Traditionsverein und Fahrstuhlmannschaft

Der KSC bezeichnet sich gerne als "Traditionsverein", Im Gegensatz zu solchen von der Wirtschaft gesponserten Vereinen wie Leverkusen oder gar Wolfsburg. Schon 1894 gründeten einige Mitglieder der Karlsruher Turngemeinde (denen der Wunsch nach einer eigenen Fußballabteilung versagt worden war) den Verein Karlsruher FC Phönix.

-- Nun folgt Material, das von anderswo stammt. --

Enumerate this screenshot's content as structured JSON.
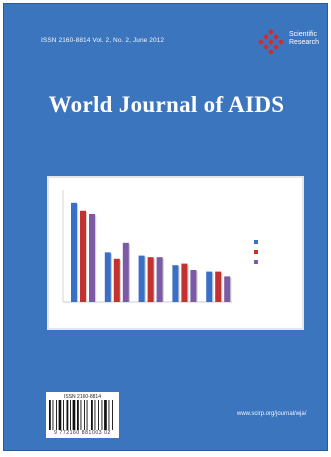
{
  "journal": {
    "issn_line": "ISSN 2160-8814   Vol. 2, No. 2, June 2012",
    "publisher_name_line1": "Scientific",
    "publisher_name_line2": "Research",
    "title": "World Journal of AIDS",
    "url": "www.scirp.org/journal/wja/"
  },
  "barcode": {
    "issn": "ISSN 2160-8814",
    "number": "9 772160 881003   02"
  },
  "colors": {
    "cover_background": "#3b75be",
    "publisher_red": "#d42a2a",
    "series": [
      "#3a6fc6",
      "#c23330",
      "#7c5aa6"
    ]
  },
  "chart_data": {
    "type": "bar",
    "categories": [
      "",
      "",
      "",
      "",
      ""
    ],
    "series": [
      {
        "values": [
          62,
          31,
          29,
          23,
          19
        ]
      },
      {
        "values": [
          57,
          27,
          28,
          24,
          19
        ]
      },
      {
        "values": [
          55,
          37,
          28,
          20,
          16
        ]
      }
    ],
    "ylim": [
      0,
      70
    ],
    "legend_position": "right"
  }
}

Aus ihm ging nach einigen Fusionen, u. a. mit dem VfB Mühlburg, im Jahr 1952 der Karlsruher Sport Club KSC hervor, welcher heute ca. 7.300 Mitglieder besitzt. Die Erfolge konnten sich sehen lassen: der FC Phönix wurde 1909 Deutscher Fußballmeister und der KSC errang 1955 und 1956 zwei Mal den Deutschen Pokal - gegen Schalke 04 und den Hamburger SV! Und mit Horst Szymaniak stellte der KSC Ende der 1950er und Anfang der 1960er Jahre erstmals einen auch heute noch bekannten Spieler für die deutsche Nationalmannschaft.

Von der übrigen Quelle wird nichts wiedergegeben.